Appendix to Broadcasting Decision CRTC 2013-533
Terms, conditions of licence and encouragement for the English-language commercial FM radio programming undertaking in Portage La Prairie, Manitoba
The licence will expire 31 August 2020.
The station will operate at 93.1 MHz (channel 226B) with a maximum effective radiated power of 27,000 watts (non-directional antenna with an effective height of antenna above average terrain of 73.5 metres).
The Commission reminds the applicant that pursuant to section 22(1) of the Broadcasting Act, no licence may be issued until the Department of Industry notifies the Commission that its technical requirements have been met and that a broadcasting certificate will be issued.
Furthermore, the licence for this undertaking will be issued once the applicant has informed the Commission in writing that it is prepared to commence operations.
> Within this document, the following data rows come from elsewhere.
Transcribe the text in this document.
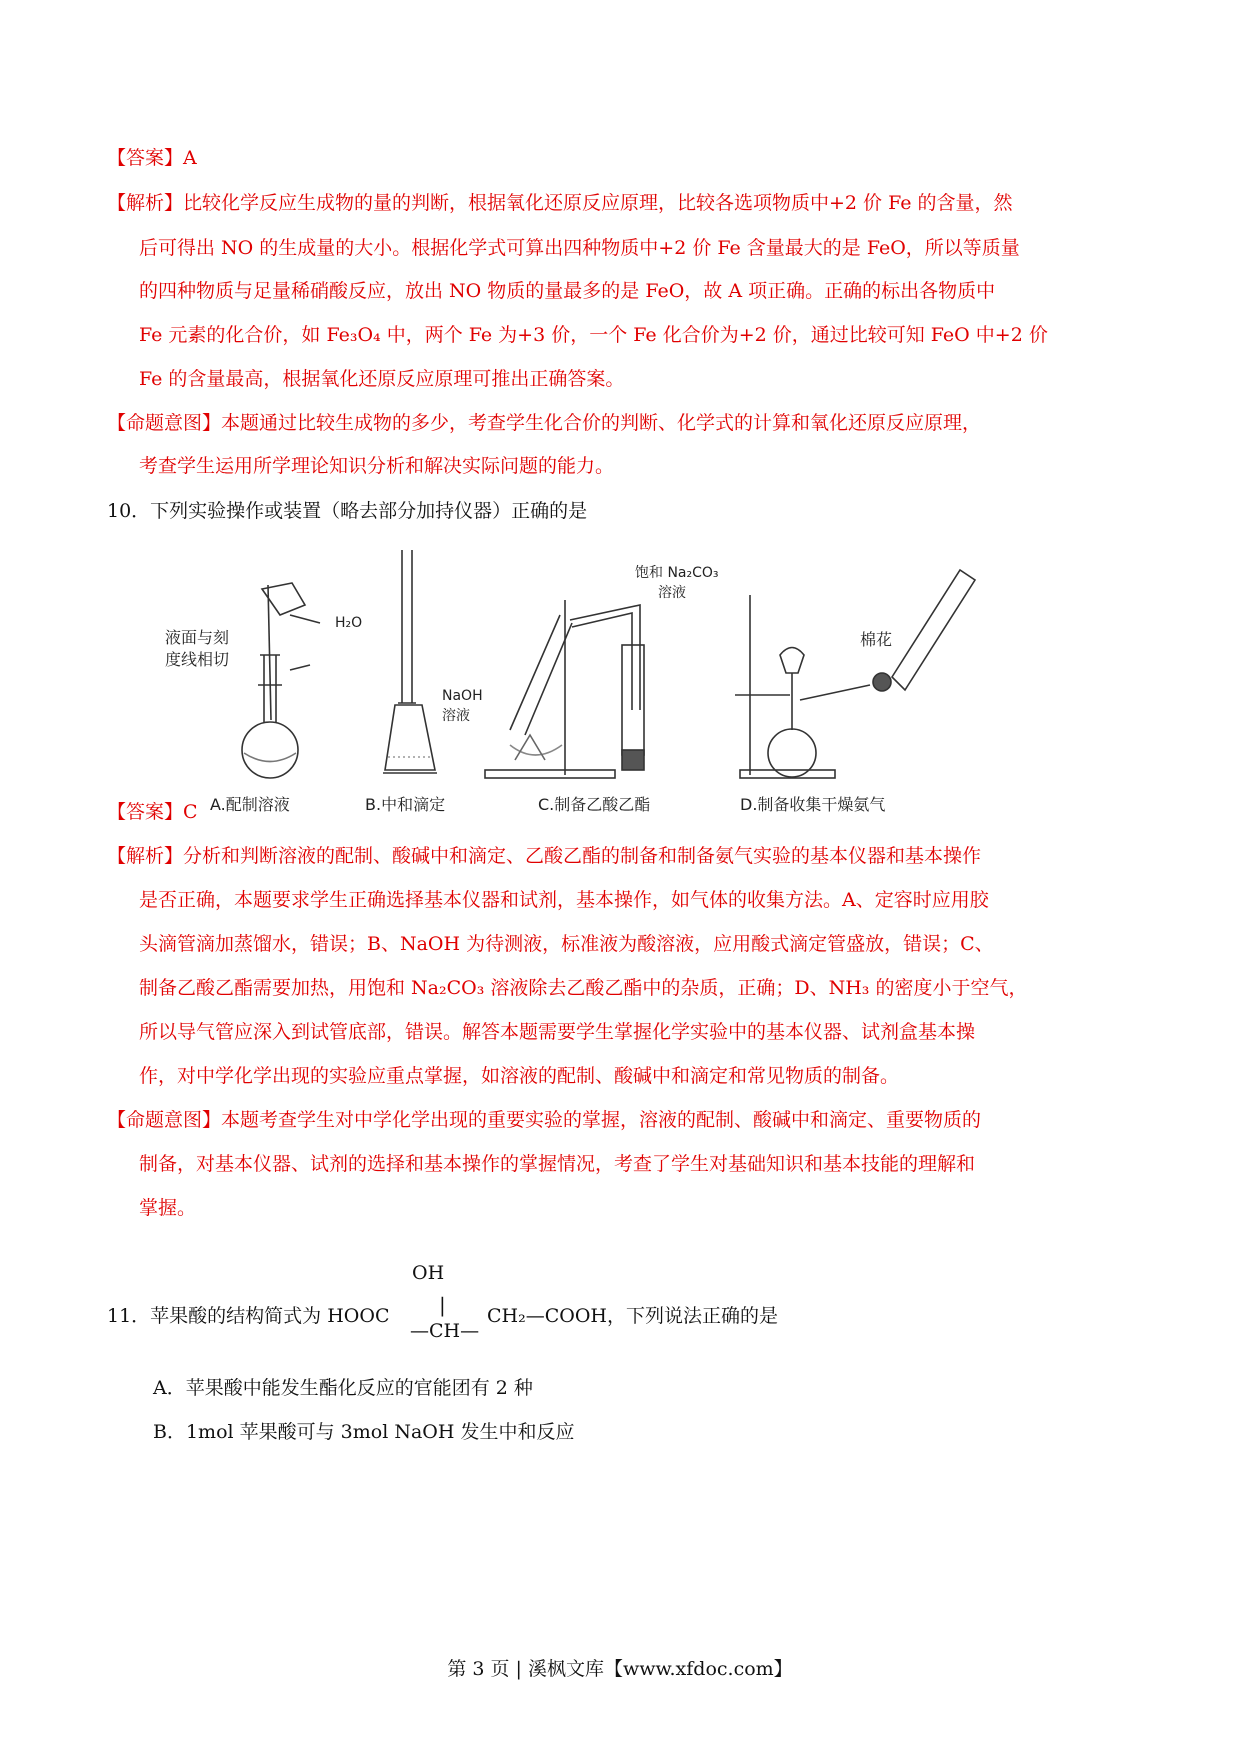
【答案】A
【解析】比较化学反应生成物的量的判断，根据氧化还原反应原理，比较各选项物质中+2 价 Fe 的含量，然
后可得出 NO 的生成量的大小。根据化学式可算出四种物质中+2 价 Fe 含量最大的是 FeO，所以等质量
的四种物质与足量稀硝酸反应，放出 NO 物质的量最多的是 FeO，故 A 项正确。正确的标出各物质中
Fe 元素的化合价，如 Fe₃O₄ 中，两个 Fe 为+3 价，一个 Fe 化合价为+2 价，通过比较可知 FeO 中+2 价
Fe 的含量最高，根据氧化还原反应原理可推出正确答案。
【命题意图】本题通过比较生成物的多少，考查学生化合价的判断、化学式的计算和氧化还原反应原理，
考查学生运用所学理论知识分析和解决实际问题的能力。
10．下列实验操作或装置（略去部分加持仪器）正确的是
H₂O
液面与刻
度线相切
A.配制溶液
NaOH
溶液
B.中和滴定
饱和 Na₂CO₃
溶液
C.制备乙酸乙酯
棉花
D.制备收集干燥氨气
【答案】C
【解析】分析和判断溶液的配制、酸碱中和滴定、乙酸乙酯的制备和制备氨气实验的基本仪器和基本操作
是否正确，本题要求学生正确选择基本仪器和试剂，基本操作，如气体的收集方法。A、定容时应用胶
头滴管滴加蒸馏水，错误；B、NaOH 为待测液，标准液为酸溶液，应用酸式滴定管盛放，错误；C、
制备乙酸乙酯需要加热，用饱和 Na₂CO₃ 溶液除去乙酸乙酯中的杂质，正确；D、NH₃ 的密度小于空气，
所以导气管应深入到试管底部，错误。解答本题需要学生掌握化学实验中的基本仪器、试剂盒基本操
作，对中学化学出现的实验应重点掌握，如溶液的配制、酸碱中和滴定和常见物质的制备。
【命题意图】本题考查学生对中学化学出现的重要实验的掌握，溶液的配制、酸碱中和滴定、重要物质的
制备，对基本仪器、试剂的选择和基本操作的掌握情况，考查了学生对基础知识和基本技能的理解和
掌握。
OH
11．苹果酸的结构简式为 HOOC |
—CH—
CH₂—COOH，下列说法正确的是
A．苹果酸中能发生酯化反应的官能团有 2 种
B．1mol 苹果酸可与 3mol NaOH 发生中和反应
第 3 页 | 溪枫文库【www.xfdoc.com】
The undertaking must be operational at the earliest possible date and in any event no later than 24 months from the date of this decision, unless a request for an extension of time is approved by the Commission before 2 October 2015. In order to ensure that such a request is processed in a timely manner, it should be submitted at least 60 days before this date.
Conditions of licence
1. The licensee shall adhere to the conditions set out in Conditions of licence for commercial AM and FM radio station, Broadcasting Regulatory Policy CRTC 2009-62, 11 February 2009.
2. The licensee shall, as an exception to the percentage of Canadian musical selections set out in sections 2.2(8) and 2.2(9) of the Radio Regulations, 1986 (the Regulations), in any broadcast week:
a) devote, in that broadcast week, a minimum of 40% of its musical selections from content category 2 (Popular Music) to Canadian selections broadcast in their entirety; and
b) devote, between 6:00 a.m. and 6:00 p.m., in the period from Monday to Friday of the same broadcast week, a minimum of 40% of its musical selections from content category 2 to Canadian selections broadcast in their entirety.
For the purposes of this condition, the terms “broadcast week,” “Canadian selection,” “content category” and “musical selection” shall have the same meanings as those set out in the Regulations.
3. In addition to the basic annual contribution to Canadian content development, set out in section 15 of the Radio Regulations, 1986, the licensee shall, upon commencement of operations, make an annual contribution of $2,500 ($17,500 over seven broadcast years) to the promotion and development of Canadian content. Of this amount, no less than 20% per broadcast year shall be devoted to FACTOR or MUSICACTION. The remainder shall be allocated to parties and initiatives fulfilling the definition of eligible initiatives set out in paragraph 108 of Commercial Radio Policy 2006, Broadcasting Public Notice CRTC 2006-158, 15 December 2006.
In accordance with Implementation of an employment equity policy, Public Notice CRTC 1992-59, 1 September 1992, the Commission encourages the licensee to consider employment equity issues in its hiring practices and in all other aspects of its management of human resources.